Stainless steel interconnect materials used in solid oxide fuel cells and electrolysers need to be coated to improve oxidation resistance and to mitigate Cr-vaporization. This work aimed to explore the optimal steel/coating combinations suitable for use in reversible solid oxide stacks and evaluated (Co,Mn) 3 O 4 spinel, LaFeO 3 perovskite, Ce/Co and Y-based coatings, on AISI441 and Crofer 22 APU steels. The coatings were evaluated based on measurements of mass gain and oxide scale thickness after exposure at 700 and 800 °C to fuel side (90 vol.% H 2 O/10 vol.% H 2 ) and air/oxygen side (pure O 2 ) atmospheres.

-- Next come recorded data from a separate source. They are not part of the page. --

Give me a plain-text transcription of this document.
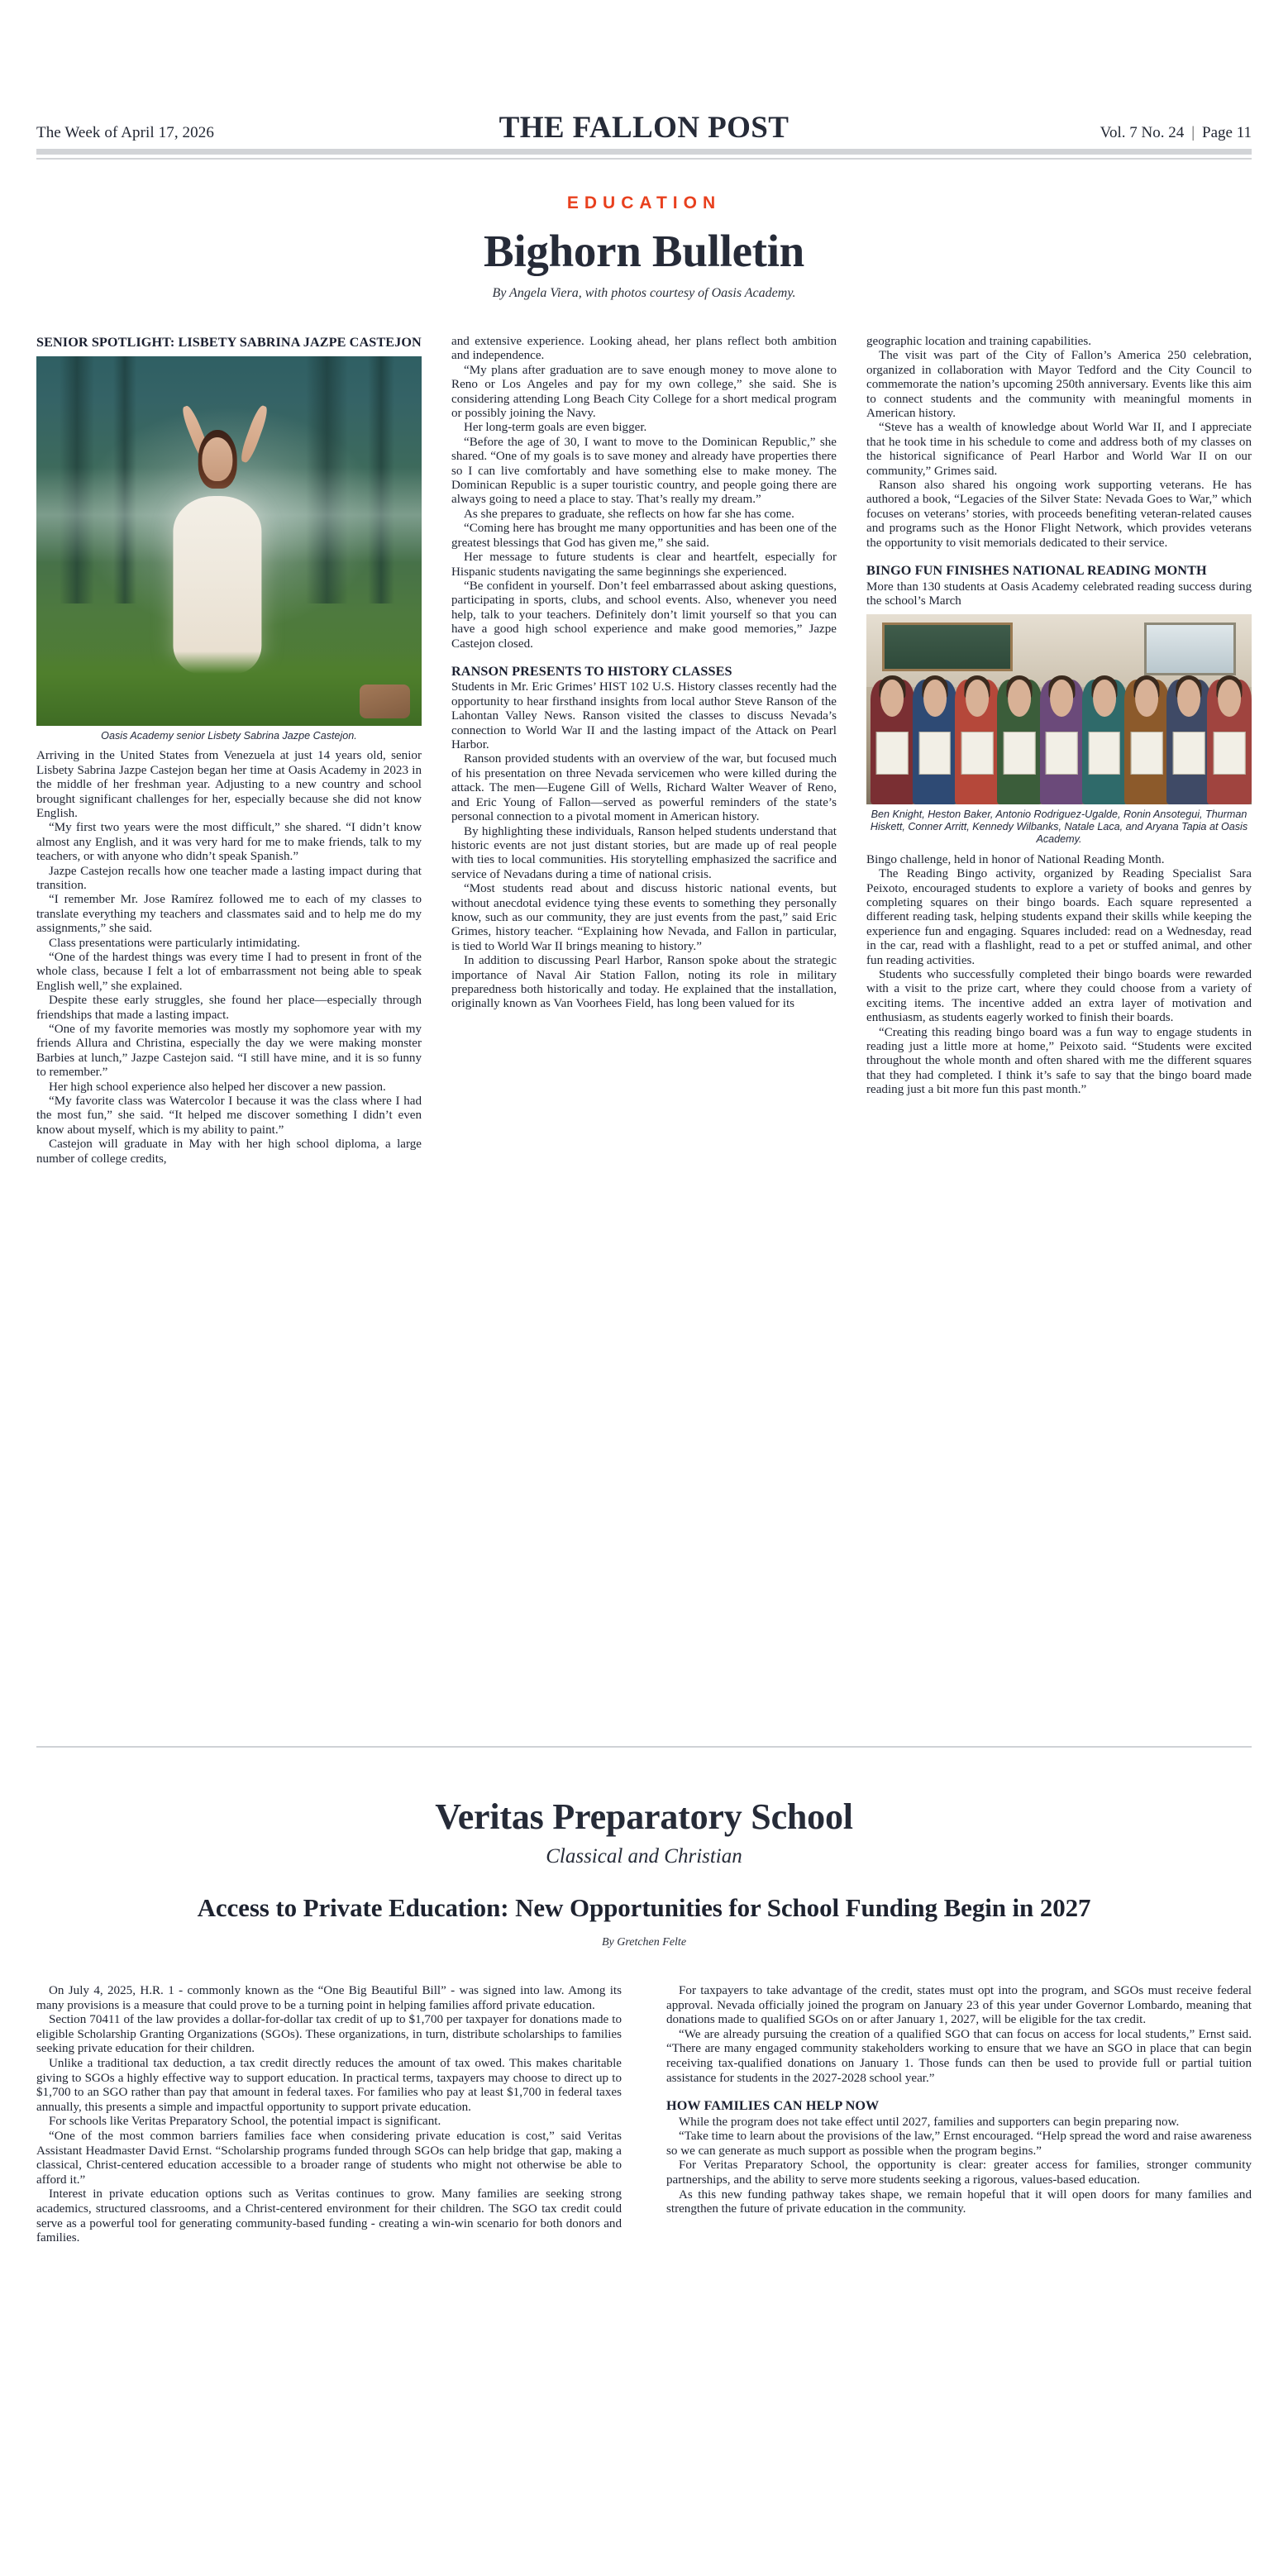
The Week of April 17, 2026	THE FALLON POST	Vol. 7 No. 24 | Page 11
EDUCATION
Bighorn Bulletin
By Angela Viera, with photos courtesy of Oasis Academy.
SENIOR SPOTLIGHT: LISBETY SABRINA JAZPE CASTEJON
Oasis Academy senior Lisbety Sabrina Jazpe Castejon.

Arriving in the United States from Venezuela at just 14 years old, senior Lisbety Sabrina Jazpe Castejon began her time at Oasis Academy in 2023 in the middle of her freshman year. Adjusting to a new country and school brought significant challenges for her, especially because she did not know English.

“My first two years were the most difficult,” she shared. “I didn’t know almost any English, and it was very hard for me to make friends, talk to my teachers, or with anyone who didn’t speak Spanish.”

Jazpe Castejon recalls how one teacher made a lasting impact during that transition.

“I remember Mr. Jose Ramírez followed me to each of my classes to translate everything my teachers and classmates said and to help me do my assignments,” she said.

Class presentations were particularly intimidating.

“One of the hardest things was every time I had to present in front of the whole class, because I felt a lot of embarrassment not being able to speak English well,” she explained.

Despite these early struggles, she found her place—especially through friendships that made a lasting impact.

“One of my favorite memories was mostly my sophomore year with my friends Allura and Christina, especially the day we were making monster Barbies at lunch,” Jazpe Castejon said. “I still have mine, and it is so funny to remember.”

Her high school experience also helped her discover a new passion.

“My favorite class was Watercolor I because it was the class where I had the most fun,” she said. “It helped me discover something I didn’t even know about myself, which is my ability to paint.”

Castejon will graduate in May with her high school diploma, a large number of college credits,

and extensive experience. Looking ahead, her plans reflect both ambition and independence.

“My plans after graduation are to save enough money to move alone to Reno or Los Angeles and pay for my own college,” she said. She is considering attending Long Beach City College for a short medical program or possibly joining the Navy.

Her long-term goals are even bigger.

“Before the age of 30, I want to move to the Dominican Republic,” she shared. “One of my goals is to save money and already have properties there so I can live comfortably and have something else to make money. The Dominican Republic is a super touristic country, and people going there are always going to need a place to stay. That’s really my dream.”

As she prepares to graduate, she reflects on how far she has come.

“Coming here has brought me many opportunities and has been one of the greatest blessings that God has given me,” she said.

Her message to future students is clear and heartfelt, especially for Hispanic students navigating the same beginnings she experienced.

“Be confident in yourself. Don’t feel embarrassed about asking questions, participating in sports, clubs, and school events. Also, whenever you need help, talk to your teachers. Definitely don’t limit yourself so that you can have a good high school experience and make good memories,” Jazpe Castejon closed.

RANSON PRESENTS TO HISTORY CLASSES

Students in Mr. Eric Grimes’ HIST 102 U.S. History classes recently had the opportunity to hear firsthand insights from local author Steve Ranson of the Lahontan Valley News. Ranson visited the classes to discuss Nevada’s connection to World War II and the lasting impact of the Attack on Pearl Harbor.

Ranson provided students with an overview of the war, but focused much of his presentation on three Nevada servicemen who were killed during the attack. The men—Eugene Gill of Wells, Richard Walter Weaver of Reno, and Eric Young of Fallon—served as powerful reminders of the state’s personal connection to a pivotal moment in American history.

By highlighting these individuals, Ranson helped students understand that historic events are not just distant stories, but are made up of real people with ties to local communities. His storytelling emphasized the sacrifice and service of Nevadans during a time of national crisis.

“Most students read about and discuss historic national events, but without anecdotal evidence tying these events to something they personally know, such as our community, they are just events from the past,” said Eric Grimes, history teacher. “Explaining how Nevada, and Fallon in particular, is tied to World War II brings meaning to history.”

In addition to discussing Pearl Harbor, Ranson spoke about the strategic importance of Naval Air Station Fallon, noting its role in military preparedness both historically and today. He explained that the installation, originally known as Van Voorhees Field, has long been valued for its

geographic location and training capabilities.

The visit was part of the City of Fallon’s America 250 celebration, organized in collaboration with Mayor Tedford and the City Council to commemorate the nation’s upcoming 250th anniversary. Events like this aim to connect students and the community with meaningful moments in American history.

“Steve has a wealth of knowledge about World War II, and I appreciate that he took time in his schedule to come and address both of my classes on the historical significance of Pearl Harbor and World War II on our community,” Grimes said.

Ranson also shared his ongoing work supporting veterans. He has authored a book, “Legacies of the Silver State: Nevada Goes to War,” which focuses on veterans’ stories, with proceeds benefiting veteran-related causes and programs such as the Honor Flight Network, which provides veterans the opportunity to visit memorials dedicated to their service.

BINGO FUN FINISHES NATIONAL READING MONTH

More than 130 students at Oasis Academy celebrated reading success during the school’s March

Ben Knight, Heston Baker, Antonio Rodriguez-Ugalde, Ronin Ansotegui, Thurman Hiskett, Conner Arritt, Kennedy Wilbanks, Natale Laca, and Aryana Tapia at Oasis Academy.

Bingo challenge, held in honor of National Reading Month.

The Reading Bingo activity, organized by Reading Specialist Sara Peixoto, encouraged students to explore a variety of books and genres by completing squares on their bingo boards. Each square represented a different reading task, helping students expand their skills while keeping the experience fun and engaging. Squares included: read on a Wednesday, read in the car, read with a flashlight, read to a pet or stuffed animal, and other fun reading activities.

Students who successfully completed their bingo boards were rewarded with a visit to the prize cart, where they could choose from a variety of exciting items. The incentive added an extra layer of motivation and enthusiasm, as students eagerly worked to finish their boards.

“Creating this reading bingo board was a fun way to engage students in reading just a little more at home,” Peixoto said. “Students were excited throughout the whole month and often shared with me the different squares that they had completed. I think it’s safe to say that the bingo board made reading just a bit more fun this past month.”

Veritas Preparatory School
Classical and Christian
Access to Private Education: New Opportunities for School Funding Begin in 2027
By Gretchen Felte

On July 4, 2025, H.R. 1 - commonly known as the “One Big Beautiful Bill” - was signed into law. Among its many provisions is a measure that could prove to be a turning point in helping families afford private education.

Section 70411 of the law provides a dollar-for-dollar tax credit of up to $1,700 per taxpayer for donations made to eligible Scholarship Granting Organizations (SGOs). These organizations, in turn, distribute scholarships to families seeking private education for their children.

Unlike a traditional tax deduction, a tax credit directly reduces the amount of tax owed. This makes charitable giving to SGOs a highly effective way to support education. In practical terms, taxpayers may choose to direct up to $1,700 to an SGO rather than pay that amount in federal taxes. For families who pay at least $1,700 in federal taxes annually, this presents a simple and impactful opportunity to support private education.

For schools like Veritas Preparatory School, the potential impact is significant.

“One of the most common barriers families face when considering private education is cost,” said Veritas Assistant Headmaster David Ernst. “Scholarship programs funded through SGOs can help bridge that gap, making a classical, Christ-centered education accessible to a broader range of students who might not otherwise be able to afford it.”

Interest in private education options such as Veritas continues to grow. Many families are seeking strong academics, structured classrooms, and a Christ-centered environment for their children. The SGO tax credit could serve as a powerful tool for generating community-based funding - creating a win-win scenario for both donors and families.

For taxpayers to take advantage of the credit, states must opt into the program, and SGOs must receive federal approval. Nevada officially joined the program on January 23 of this year under Governor Lombardo, meaning that donations made to qualified SGOs on or after January 1, 2027, will be eligible for the tax credit.

“We are already pursuing the creation of a qualified SGO that can focus on access for local students,” Ernst said. “There are many engaged community stakeholders working to ensure that we have an SGO in place that can begin receiving tax-qualified donations on January 1. Those funds can then be used to provide full or partial tuition assistance for students in the 2027-2028 school year.”

HOW FAMILIES CAN HELP NOW

While the program does not take effect until 2027, families and supporters can begin preparing now.

“Take time to learn about the provisions of the law,” Ernst encouraged. “Help spread the word and raise awareness so we can generate as much support as possible when the program begins.”

For Veritas Preparatory School, the opportunity is clear: greater access for families, stronger community partnerships, and the ability to serve more students seeking a rigorous, values-based education.

As this new funding pathway takes shape, we remain hopeful that it will open doors for many families and strengthen the future of private education in the community.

In pure O 2 , the most efficient coatings for limiting oxide scale formation and Cr evaporation, compared to the bare steel, were (Co,Mn) 3 O 4 and CeCo on Crofer 22 APU. In 90 vol.% H 2 O/10 vol.% H 2 , the Y-based coating showed the largest improvement in oxidation resistance.

Suggested Citation

  • Jyrki Mikkola & Karine Couturier & Belma Talic & Stefano Frangini & Nathalie Giacometti & Nathalie Pelissier & Bhaskar Reddy Sudireddy & Olivier Thomann, 2022. "Protective Coatings for Ferritic Stainless Steel Interconnect Materials in High Temperature Solid Oxide Electrolyser Atmospheres," Energies, MDPI, vol. 15(3), pages 1-24, February.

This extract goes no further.